Griechenland Premier kündigt Rücknahme der Rentenkürzung an

Alexis Tsipras will Wahlgeschenke verteilen

Archivartikel

Athen.Der griechische Premier Alexis Tsipras feiert das Ende des Hilfsprogramms als „Erlösung“; von nun an werde das Land wieder „selbst über sein Schicksal entscheiden“. Jetzt will Tsipras demonstrieren, dass dies keine leeren Worte sind. Er plant, die bereits beschlossenen Rentenkürzungen zu annullieren. Das könnte zur Kraftprobe mit den Gläubigern führen. Bundesfinanzminister Olaf Scholz (SPD) mahnt Athen zur Vertragstreue.

Die Hilfskredite sind ausgezahlt, vor einer Woche endete das Griechenland-Programm. Aber das bedeutet nicht das Ende der Reformen. Viele Vorgaben sind noch nicht voll umgesetzt, wie die Verwaltungsreform, die Deregulierung des Energiesektors und die Öffnung der Märkte für Waren und Dienstleistungen. Auch bei den Privatisierungen gibt es noch großen Handlungsbedarf. Überdies gelten strikte fiskalische Vorgaben: Bis 2022 soll Athen im Haushalt jährliche Primärüberschüsse von 3,5 Prozent des Bruttoinlandsprodukts (BIP) erwirtschaften, anschließend bis 2060 ein Plus von 2,2 Prozent.

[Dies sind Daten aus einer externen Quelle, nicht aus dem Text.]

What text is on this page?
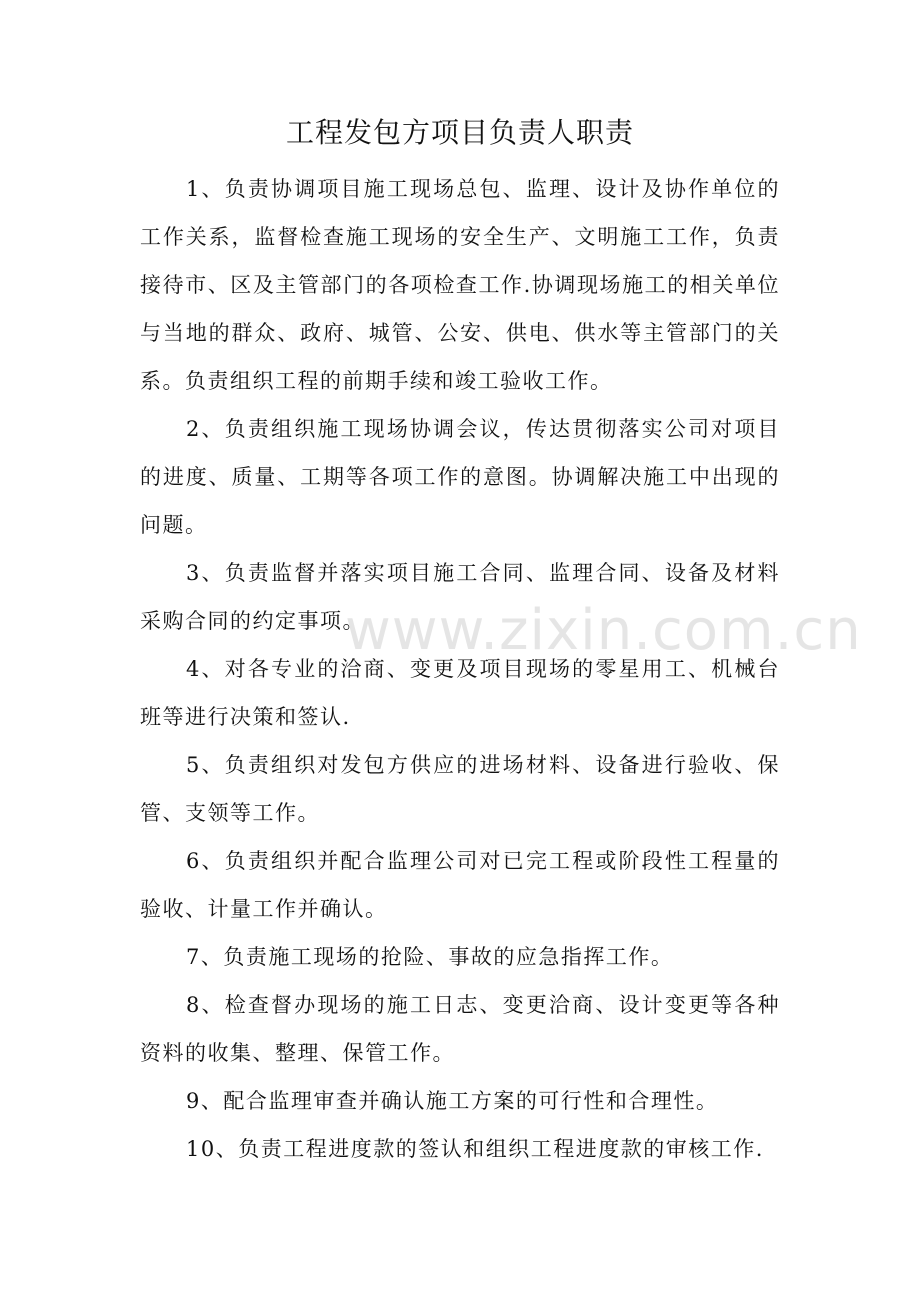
工程发包方项目负责人职责

1、负责协调项目施工现场总包、监理、设计及协作单位的工作关系，监督检查施工现场的安全生产、文明施工工作，负责接待市、区及主管部门的各项检查工作.协调现场施工的相关单位与当地的群众、政府、城管、公安、供电、供水等主管部门的关系。负责组织工程的前期手续和竣工验收工作。

2、负责组织施工现场协调会议，传达贯彻落实公司对项目的进度、质量、工期等各项工作的意图。协调解决施工中出现的问题。

3、负责监督并落实项目施工合同、监理合同、设备及材料采购合同的约定事项。

4、对各专业的洽商、变更及项目现场的零星用工、机械台班等进行决策和签认.

5、负责组织对发包方供应的进场材料、设备进行验收、保管、支领等工作。

6、负责组织并配合监理公司对已完工程或阶段性工程量的验收、计量工作并确认。

7、负责施工现场的抢险、事故的应急指挥工作。

8、检查督办现场的施工日志、变更洽商、设计变更等各种资料的收集、整理、保管工作。

9、配合监理审查并确认施工方案的可行性和合理性。

10、负责工程进度款的签认和组织工程进度款的审核工作.

www.zixin.com.cn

Die nächsten Einschnitte sind bereits programmiert: Zum 1. Januar 2019 sollen die Renten um bis zu 18 Prozent gekürzt werden. Erhoffte Entlastung der Rentenkassen: rund 1,8 Milliarden Euro. Die Kürzung handelte Tsipras zwar schon 2016 mit den Gläubigern aus, das griechische Parlament stimmte zu. Doch jetzt will der Premier die Einschnitte annullieren. Schließlich muss er sich im nächsten Jahr Parlamentswahlen stellen. Die Kürzungen könnten seine Chancen auf eine Wiederwahl schmälern.

Politisch brisant

Das Thema kommt auf die Tagesordnung, wenn die Vertreter der Gläubigerinstitutionen – Euro-Stabilitätsfonds ESM, EU-Kommission, Europäische Zentralbank und Internationaler Währungsfonds – am 10. September nach Athen reisen, zur ersten von zwei Inspektionen, die für dieses Jahr noch geplant sind.